A esquadra de Xerxes, porém, tinha perdido sua superioridade inicial. Por quase três semanas, os adversários esperaram que o outro lado desse um passo em falso. Heródoto diz que, durante esse tempo, o comandante espartano Euribíadas ficou no meio do fogo cruzado entre seus aliados do Peloponeso, que queriam defender suas cidades natais, e o ateniense Temístocles, que insistia em travar uma batalha nas águas estreitas de Salamina. Poucos historiadores de hoje acreditam nisso: para eles, Temístocles e seus colegas estavam planejando uma forma de induzir Xerxes ao erro.

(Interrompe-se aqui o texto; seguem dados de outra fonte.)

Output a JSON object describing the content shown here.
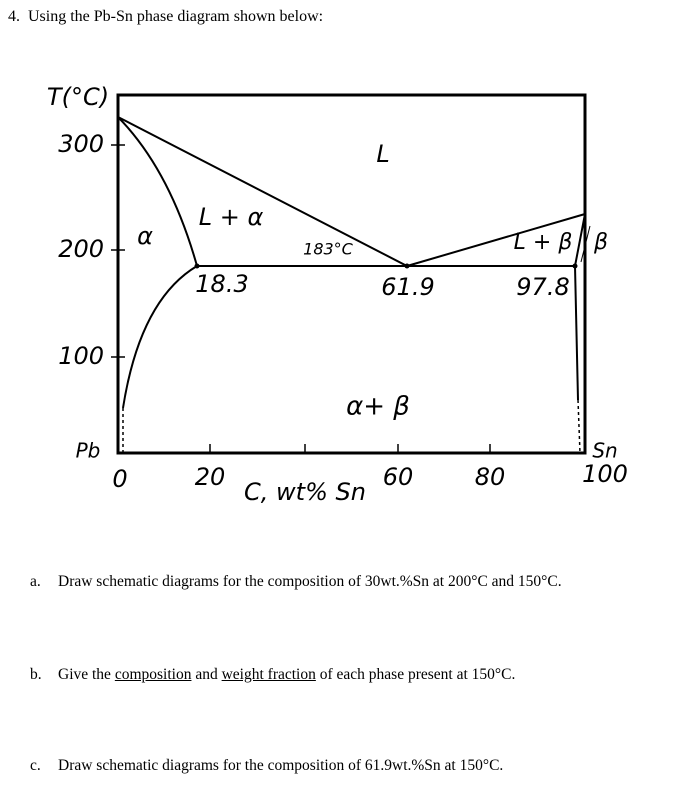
{
  "question": {
    "number": "4.",
    "text": "Using the Pb-Sn phase diagram shown below:"
  },
  "diagram": {
    "y_axis_title": "T(°C)",
    "y_tick_labels": [
      "300",
      "200",
      "100"
    ],
    "x_tick_labels": [
      "0",
      "20",
      "60",
      "80",
      "100"
    ],
    "x_axis_title": "C, wt% Sn",
    "left_element": "Pb",
    "right_element": "Sn",
    "regions": [
      "L",
      "α",
      "L + α",
      "L + β",
      "β",
      "α+ β"
    ],
    "eutectic_temperature": "183°C",
    "compositions": [
      "18.3",
      "61.9",
      "97.8"
    ]
  },
  "parts": [
    {
      "label": "a.",
      "segments": [
        {
          "text": "Draw schematic diagrams for the composition of 30wt.%Sn at 200°C and 150°C."
        }
      ]
    },
    {
      "label": "b.",
      "segments": [
        {
          "text": "Give the "
        },
        {
          "text": "composition",
          "underline": true
        },
        {
          "text": " and "
        },
        {
          "text": "weight fraction",
          "underline": true
        },
        {
          "text": " of each phase present at 150°C."
        }
      ]
    },
    {
      "label": "c.",
      "segments": [
        {
          "text": "Draw schematic diagrams for the composition of 61.9wt.%Sn at 150°C."
        }
      ]
    }
  ]
}
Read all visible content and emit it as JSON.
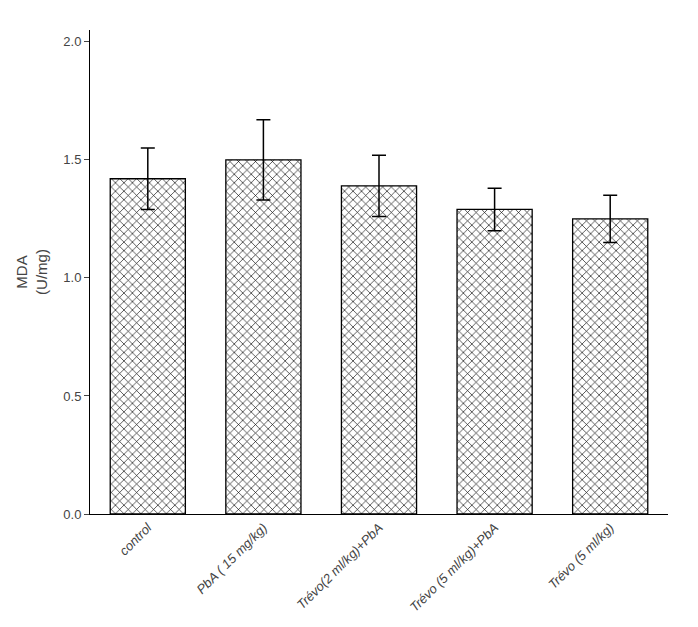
{
  "chart_data": {
    "type": "bar",
    "categories": [
      "control",
      "PbA ( 15 mg/kg)",
      "Trévo(2 ml/kg)+PbA",
      "Trévo (5 ml/kg)+PbA",
      "Trévo (5 ml/kg)"
    ],
    "values": [
      1.42,
      1.5,
      1.39,
      1.29,
      1.25
    ],
    "errors": [
      0.13,
      0.17,
      0.13,
      0.09,
      0.1
    ],
    "color": "#ffffff",
    "ylabel": "MDA\n(U/mg)",
    "ylim": [
      0,
      2.05
    ],
    "yticks": [
      {
        "value": 0,
        "label": "0.0"
      },
      0.5,
      {
        "value": 1,
        "label": "1.0"
      },
      1.5,
      {
        "value": 2,
        "label": "2.0"
      }
    ],
    "grid": false
  }
}
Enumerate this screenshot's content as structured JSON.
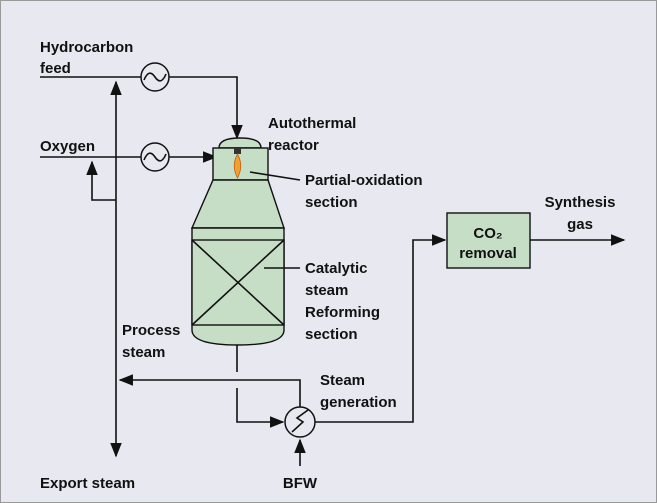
{
  "labels": {
    "hydrocarbon_feed": [
      "Hydrocarbon",
      "feed"
    ],
    "oxygen": [
      "Oxygen"
    ],
    "autothermal_reactor": [
      "Autothermal",
      "reactor"
    ],
    "partial_oxidation": [
      "Partial-oxidation",
      "section"
    ],
    "catalytic_reforming": [
      "Catalytic",
      "steam",
      "Reforming",
      "section"
    ],
    "co2_removal": [
      "CO₂",
      "removal"
    ],
    "synthesis_gas": [
      "Synthesis",
      "gas"
    ],
    "process_steam": [
      "Process",
      "steam"
    ],
    "steam_generation": [
      "Steam",
      "generation"
    ],
    "export_steam": [
      "Export steam"
    ],
    "bfw": [
      "BFW"
    ]
  }
}
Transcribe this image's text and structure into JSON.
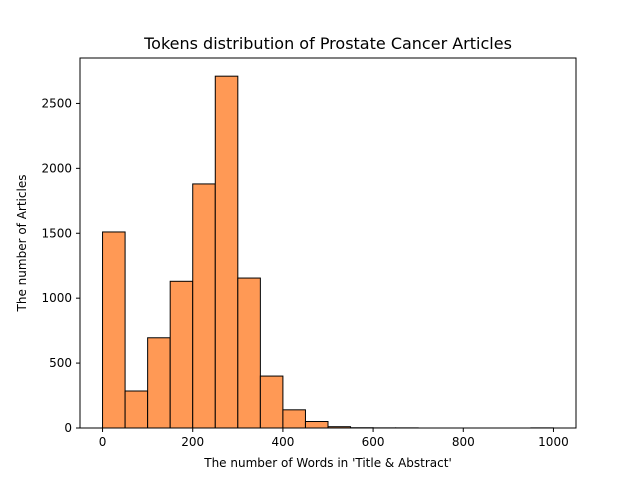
{
  "chart_data": {
    "type": "bar",
    "title": "Tokens distribution of Prostate Cancer Articles",
    "xlabel": "The number of Words in  'Title & Abstract'",
    "ylabel": "The number of Articles",
    "bin_width": 50,
    "bins": [
      {
        "start": 0,
        "end": 50,
        "value": 1510
      },
      {
        "start": 50,
        "end": 100,
        "value": 285
      },
      {
        "start": 100,
        "end": 150,
        "value": 695
      },
      {
        "start": 150,
        "end": 200,
        "value": 1130
      },
      {
        "start": 200,
        "end": 250,
        "value": 1880
      },
      {
        "start": 250,
        "end": 300,
        "value": 2710
      },
      {
        "start": 300,
        "end": 350,
        "value": 1155
      },
      {
        "start": 350,
        "end": 400,
        "value": 400
      },
      {
        "start": 400,
        "end": 450,
        "value": 140
      },
      {
        "start": 450,
        "end": 500,
        "value": 50
      },
      {
        "start": 500,
        "end": 550,
        "value": 10
      },
      {
        "start": 550,
        "end": 600,
        "value": 2
      },
      {
        "start": 600,
        "end": 650,
        "value": 1
      },
      {
        "start": 650,
        "end": 700,
        "value": 1
      },
      {
        "start": 700,
        "end": 750,
        "value": 0
      },
      {
        "start": 750,
        "end": 800,
        "value": 0
      },
      {
        "start": 800,
        "end": 850,
        "value": 0
      },
      {
        "start": 850,
        "end": 900,
        "value": 0
      },
      {
        "start": 900,
        "end": 950,
        "value": 0
      },
      {
        "start": 950,
        "end": 1000,
        "value": 1
      }
    ],
    "xlim": [
      -50,
      1050
    ],
    "ylim": [
      0,
      2850
    ],
    "xticks": [
      0,
      200,
      400,
      600,
      800,
      1000
    ],
    "yticks": [
      0,
      500,
      1000,
      1500,
      2000,
      2500
    ],
    "bar_color": "#ff9955",
    "edge_color": "#000000",
    "grid": false,
    "legend": "none"
  }
}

O plano do ateniense finalmente entrou em ação certa noite, quando um barco a remo saiu das linhas gregas e chegou ao ancoradouro persa. O barco carregava Sícino, escravo de Temístocles e tutor de seus filhos. Numa audiência com o comando persa, Sícino contou que os aliados gregos estavam desunidos e em pânico; que planejavam fugir para o Peloponeso naquela madrugada; se os persas atacassem, pegariam-nos de surpresa.

Mudança de vento

A história colou. As trirremes do Grande Rei rumaram para o estreito de Salamina, prontas para atacar de manhã. Quando o sol nasceu, uma imagem pareceu confirmar a fala de Sícino: os navios de Corinto, um dos maiores contingentes gregos, rumaram para o oeste, na direção do Peloponeso. Mas a manobra não passava de coreografia. A Liga Helênica, na verdade, estava atacando.

Dentro do espaço exíguo do estreito, os persas não tinham como manobrar. Com suas trirremes engarrafadas, viraram presa fácil para os esporões dos navios gregos e para os hoplitas helênicos. No dia seguinte, o que restava da frota asiática tomou o caminho do estreito de Dardanelos. A invasão de Xerxes, agora, estava manca.

 

A fúria dos mares

O combate com trirremes era perigoso e complicado. À primeira vista, quem levava a pior eram os gregos, cujos barcos eram relativamente mais pesados. Entre os comandados do Grande Rei, os fenícios tinham as melhores trirremes e o melhor treino em manobras. A preferida deles levava o nome grego de diekplous (“navegar através e para fora”). Consistia em fazer o barco passar por uma abertura nas fileiras adversárias, girá-lo e fazer seu esporão de bronze furar a lateral do casco do inimigo. Havia também o periplous (“navegar em volta”), na qual os barcos inimigos eram cercados até trombarem entre si. Durante a guerra, porém, o combate em águas estreitas impediu quase sempre essas manobras. Na maioria das vezes, o esporão de um barco ficava preso no casco de outro, e uma tripulação podia invadir a trirreme inimiga, lutando sobre o convés como se estivesse em terra.